Parmi les sites concernés figurent plusieurs lieux emblématiques, dont le palais du Golestan, classé au patrimoine mondial de l’UNESCO. Également touchés : le palais de Marbre, le musée Teymourtash et le complexe du palais de Saadabad.
Ce dernier, vaste ensemble construit au début du XXe siècle, regroupe plusieurs pavillons transformés en musées et constitue un site majeur de l’histoire contemporaine iranienne.
Un patrimoine historique menacé
L’Iran, riche d’une histoire plurimillénaire, compte de nombreux sites culturels d’importance mondiale. Selon l’UNESCO, au moins quatre sites classés ont déjà été endommagés depuis le début des hostilités.
Parmi eux : la mosquée Jameh et le palais Chehel Sotoun à Ispahan, ainsi que des sites préhistoriques situés dans la vallée de Khorramabad.
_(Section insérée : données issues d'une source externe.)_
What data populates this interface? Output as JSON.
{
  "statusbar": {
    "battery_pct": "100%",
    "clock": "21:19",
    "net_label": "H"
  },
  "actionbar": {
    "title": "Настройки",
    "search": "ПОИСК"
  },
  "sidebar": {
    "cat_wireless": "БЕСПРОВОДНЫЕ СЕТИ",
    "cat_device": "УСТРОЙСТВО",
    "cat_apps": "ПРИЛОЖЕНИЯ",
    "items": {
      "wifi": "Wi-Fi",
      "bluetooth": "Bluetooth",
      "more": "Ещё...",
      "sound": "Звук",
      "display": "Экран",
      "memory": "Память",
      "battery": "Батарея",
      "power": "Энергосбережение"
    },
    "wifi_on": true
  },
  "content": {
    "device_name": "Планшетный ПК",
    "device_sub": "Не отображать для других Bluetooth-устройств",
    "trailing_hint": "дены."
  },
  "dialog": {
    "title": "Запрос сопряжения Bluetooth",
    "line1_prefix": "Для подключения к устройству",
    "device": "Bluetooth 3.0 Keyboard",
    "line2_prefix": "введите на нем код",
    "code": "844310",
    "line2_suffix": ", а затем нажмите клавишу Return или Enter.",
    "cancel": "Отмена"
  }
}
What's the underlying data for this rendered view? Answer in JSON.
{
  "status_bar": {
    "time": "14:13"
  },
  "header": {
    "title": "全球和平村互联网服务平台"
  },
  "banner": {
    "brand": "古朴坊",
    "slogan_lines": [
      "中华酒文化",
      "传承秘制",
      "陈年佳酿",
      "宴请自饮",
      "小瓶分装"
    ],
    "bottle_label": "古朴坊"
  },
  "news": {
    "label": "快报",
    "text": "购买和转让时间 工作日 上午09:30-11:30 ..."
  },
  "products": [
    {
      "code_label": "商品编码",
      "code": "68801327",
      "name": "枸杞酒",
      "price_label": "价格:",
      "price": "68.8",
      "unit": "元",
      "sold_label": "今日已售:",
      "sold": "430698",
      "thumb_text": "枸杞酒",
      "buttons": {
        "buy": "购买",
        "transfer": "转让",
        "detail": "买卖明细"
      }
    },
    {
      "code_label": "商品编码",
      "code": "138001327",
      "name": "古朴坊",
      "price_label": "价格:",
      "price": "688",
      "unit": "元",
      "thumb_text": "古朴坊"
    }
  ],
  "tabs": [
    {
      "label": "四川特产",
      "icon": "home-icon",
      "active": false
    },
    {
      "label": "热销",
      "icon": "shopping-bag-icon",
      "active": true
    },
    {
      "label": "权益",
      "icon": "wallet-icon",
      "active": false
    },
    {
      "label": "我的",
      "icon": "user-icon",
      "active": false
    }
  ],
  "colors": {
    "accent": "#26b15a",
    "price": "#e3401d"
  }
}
La célèbre place Naqsh-e-Jahan, joyau architectural du XVIIe siècle, aurait également subi des dégâts, tout comme plusieurs bâtiments historiques dans la ville portuaire de Bouchehr.
Un conflit aux conséquences régionales
Ces destructions interviennent dans le cadre d’un conflit déclenché le 28 février, lorsque les États-Unis et Israël ont lancé des frappes sur l’Iran. Ces attaques auraient notamment entraîné la mort du guide suprême Ali Khamenei, provoquant une escalade militaire dans la région.
Au-delà des pertes humaines, les dégâts infligés au patrimoine culturel suscitent de vives inquiétudes quant à la préservation de l’héritage historique iranien, considéré comme l’un des plus riches au monde.